2つ目が、タイヤ交換のさいに、前輪を後輪へローテーションさせるテクニックです。タイヤの前後で摩耗スピードが異なり、一般的に後輪の摩耗が早くなります。この時、前輪に付いているタイヤを後輪へ、新品のタイヤを前輪に履かせましょう。グリップ力が大切な前輪には、できる限り新しいタイヤを履かせたいところです。タイヤを上手にローテーションさせることで効率的にタイヤ性能を引き出すことができます。

タイヤ交換の際は、前輪に付いているタイヤを後輪へ、新品のタイヤを前輪に履かせてローテーションを行うとロングライフにつながる

タイヤ交換の際は、前輪に付いているタイヤを後輪へ、新品のタイヤを前輪に履かせてローテーションを行うとロングライフにつながる

 

長期保管するときのコツ

3つ目が、数ヶ月に渡ってバイクを保管する時に、地面からタイヤを浮かしておくテクニックです。時間とともに徐々にタイヤの空気が抜けてバイクの重さによってタイヤが潰れてしまうと、タイヤの変形に繋がるので注意しましょう。
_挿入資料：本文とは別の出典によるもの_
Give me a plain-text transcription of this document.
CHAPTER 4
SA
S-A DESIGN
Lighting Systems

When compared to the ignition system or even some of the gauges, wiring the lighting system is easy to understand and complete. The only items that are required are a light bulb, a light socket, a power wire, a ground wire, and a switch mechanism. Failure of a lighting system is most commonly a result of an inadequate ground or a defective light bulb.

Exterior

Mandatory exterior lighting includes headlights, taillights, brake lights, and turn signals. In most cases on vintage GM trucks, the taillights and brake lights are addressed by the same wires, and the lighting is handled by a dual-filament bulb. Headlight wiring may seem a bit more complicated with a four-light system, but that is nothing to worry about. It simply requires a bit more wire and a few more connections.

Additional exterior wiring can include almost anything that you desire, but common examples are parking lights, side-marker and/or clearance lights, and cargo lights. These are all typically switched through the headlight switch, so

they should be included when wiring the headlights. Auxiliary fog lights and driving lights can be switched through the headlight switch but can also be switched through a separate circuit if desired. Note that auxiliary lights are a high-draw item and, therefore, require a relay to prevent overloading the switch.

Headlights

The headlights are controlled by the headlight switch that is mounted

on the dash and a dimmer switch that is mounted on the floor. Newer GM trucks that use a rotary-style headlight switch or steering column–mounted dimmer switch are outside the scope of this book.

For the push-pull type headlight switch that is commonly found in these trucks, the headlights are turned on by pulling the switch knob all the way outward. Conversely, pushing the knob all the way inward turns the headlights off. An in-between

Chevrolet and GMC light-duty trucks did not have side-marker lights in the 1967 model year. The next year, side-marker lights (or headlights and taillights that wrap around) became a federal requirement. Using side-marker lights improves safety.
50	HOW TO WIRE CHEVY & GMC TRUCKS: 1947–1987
バイクラックにかける、ホイールを外して吊すなど、タイヤにストレスが掛からない環境を作ることがおすすめです。

長期間乗らない場合は、バイクラックにかけておくとタイヤの変形を防げる

長期間乗らない場合は、バイクラックにかけておくとタイヤの変形を防げる

 

このほか、タイヤを長期保存する場合は、紫外線の当たりにくい暗室に保管し、タイヤをサランラップで包装し、ジップロックなどに入れて空気に触れさせないようにすると安心です。